Question

A $1.2m$ tall girl spots a balloon moving with the wind in a horizontal line at a height of $88.2m$ from the ground. The angle of elevation of the balloon from the eyes of the girl at any instant is $60^\circ $. After some time, the angle of elevation reduces to $30^\circ $. Find the distance travelled by the balloon during the interval.
A.$17\sqrt 2 m$
B.$34m$
C.$58\sqrt 3 m$
D.$67m$

Answer 1

Hint- In this question, we will consider $\vartriangle ACE$ and $\vartriangle BCG$ and apply tangent of angles in these triangles to calculate $CE$ and $CG$ to calculate $EG$ which is the required distance travelled by the balloon.

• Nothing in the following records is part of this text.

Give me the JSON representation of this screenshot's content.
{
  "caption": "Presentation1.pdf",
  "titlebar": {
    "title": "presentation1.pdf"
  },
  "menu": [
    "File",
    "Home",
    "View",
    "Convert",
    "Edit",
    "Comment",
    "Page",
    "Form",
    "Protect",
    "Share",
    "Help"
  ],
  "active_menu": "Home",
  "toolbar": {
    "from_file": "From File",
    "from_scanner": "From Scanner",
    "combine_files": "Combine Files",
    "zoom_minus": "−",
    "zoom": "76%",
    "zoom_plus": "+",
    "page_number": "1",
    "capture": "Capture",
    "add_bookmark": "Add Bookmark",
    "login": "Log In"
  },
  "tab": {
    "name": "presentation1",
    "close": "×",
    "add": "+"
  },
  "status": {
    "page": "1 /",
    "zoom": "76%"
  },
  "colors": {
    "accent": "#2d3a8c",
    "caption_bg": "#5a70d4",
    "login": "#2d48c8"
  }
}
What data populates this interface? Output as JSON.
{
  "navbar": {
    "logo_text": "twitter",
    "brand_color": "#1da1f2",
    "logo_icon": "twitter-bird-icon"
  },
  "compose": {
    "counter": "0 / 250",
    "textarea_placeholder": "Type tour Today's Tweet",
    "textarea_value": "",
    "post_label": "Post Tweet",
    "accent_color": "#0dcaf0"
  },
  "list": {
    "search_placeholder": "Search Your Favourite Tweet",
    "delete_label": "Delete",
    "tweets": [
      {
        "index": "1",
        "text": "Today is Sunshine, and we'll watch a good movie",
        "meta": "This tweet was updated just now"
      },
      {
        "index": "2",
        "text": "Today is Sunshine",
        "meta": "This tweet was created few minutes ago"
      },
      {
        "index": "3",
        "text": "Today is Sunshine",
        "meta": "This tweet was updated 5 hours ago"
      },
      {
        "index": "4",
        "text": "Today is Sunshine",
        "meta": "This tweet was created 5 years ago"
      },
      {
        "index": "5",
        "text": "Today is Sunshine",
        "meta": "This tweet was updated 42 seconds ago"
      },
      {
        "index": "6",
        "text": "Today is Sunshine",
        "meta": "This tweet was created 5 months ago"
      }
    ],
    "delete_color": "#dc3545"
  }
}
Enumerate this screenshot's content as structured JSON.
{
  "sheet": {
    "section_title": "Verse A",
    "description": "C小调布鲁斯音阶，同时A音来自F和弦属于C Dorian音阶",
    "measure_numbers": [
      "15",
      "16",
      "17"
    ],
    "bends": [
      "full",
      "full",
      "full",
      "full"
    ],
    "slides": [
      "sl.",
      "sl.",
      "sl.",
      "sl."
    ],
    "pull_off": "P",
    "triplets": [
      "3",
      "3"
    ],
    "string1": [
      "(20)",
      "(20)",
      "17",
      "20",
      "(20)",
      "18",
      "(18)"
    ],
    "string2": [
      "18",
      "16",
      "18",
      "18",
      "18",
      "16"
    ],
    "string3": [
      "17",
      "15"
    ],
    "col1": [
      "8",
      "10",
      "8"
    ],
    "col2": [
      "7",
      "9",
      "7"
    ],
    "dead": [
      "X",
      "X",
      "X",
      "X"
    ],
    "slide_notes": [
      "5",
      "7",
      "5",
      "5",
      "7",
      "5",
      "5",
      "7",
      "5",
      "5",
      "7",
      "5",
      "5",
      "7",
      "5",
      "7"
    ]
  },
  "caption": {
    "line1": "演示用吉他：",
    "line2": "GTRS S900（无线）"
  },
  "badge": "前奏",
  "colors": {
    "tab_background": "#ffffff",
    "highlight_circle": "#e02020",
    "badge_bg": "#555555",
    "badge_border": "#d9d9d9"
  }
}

Complete step-by-step answer:

According to question,
We need to calculate the distance travelled by balloon that is from E to G,
So, considering $\vartriangle ACE$,
$ \Rightarrow \dfrac{{AE}}{{CE}} = \tan 60^\circ $
$ \Rightarrow \dfrac{{88.2 - 1.2}}{{CE}} = \sqrt 3 $
$ \Rightarrow CE = 29\sqrt 3 m$ …(1)
Considering $\vartriangle BCG$,
$ \Rightarrow \dfrac{{BG}}{{CG}} = \tan 30^\circ $
$ \Rightarrow \dfrac{{88.2 - 1.2}}{{CG}} = \dfrac{1}{{\sqrt 3 }}$
$ \Rightarrow CG = 87\sqrt 3 m$ …(2)
We have to calculate $EG$ which is the distance travelled by the balloon,
$ \Rightarrow EG = CG - CE$
$ \Rightarrow EG = 87\sqrt 3 - 29\sqrt 3 $
$ \Rightarrow EG = 58\sqrt 3 m$
Hence, we obtain the distance travelled by the balloon equal to $58\sqrt 3 m$. So, option (C) is correct.
Note- For solving any question based on height and distance, the first and foremost thing is the diagram. So, we should make the diagram first and label it according to the question. Our next step should be to find the angle and triangle which are important with respect to the unknown in the question, and then apply sine, cosine, tangent in triangles to obtain the result as required.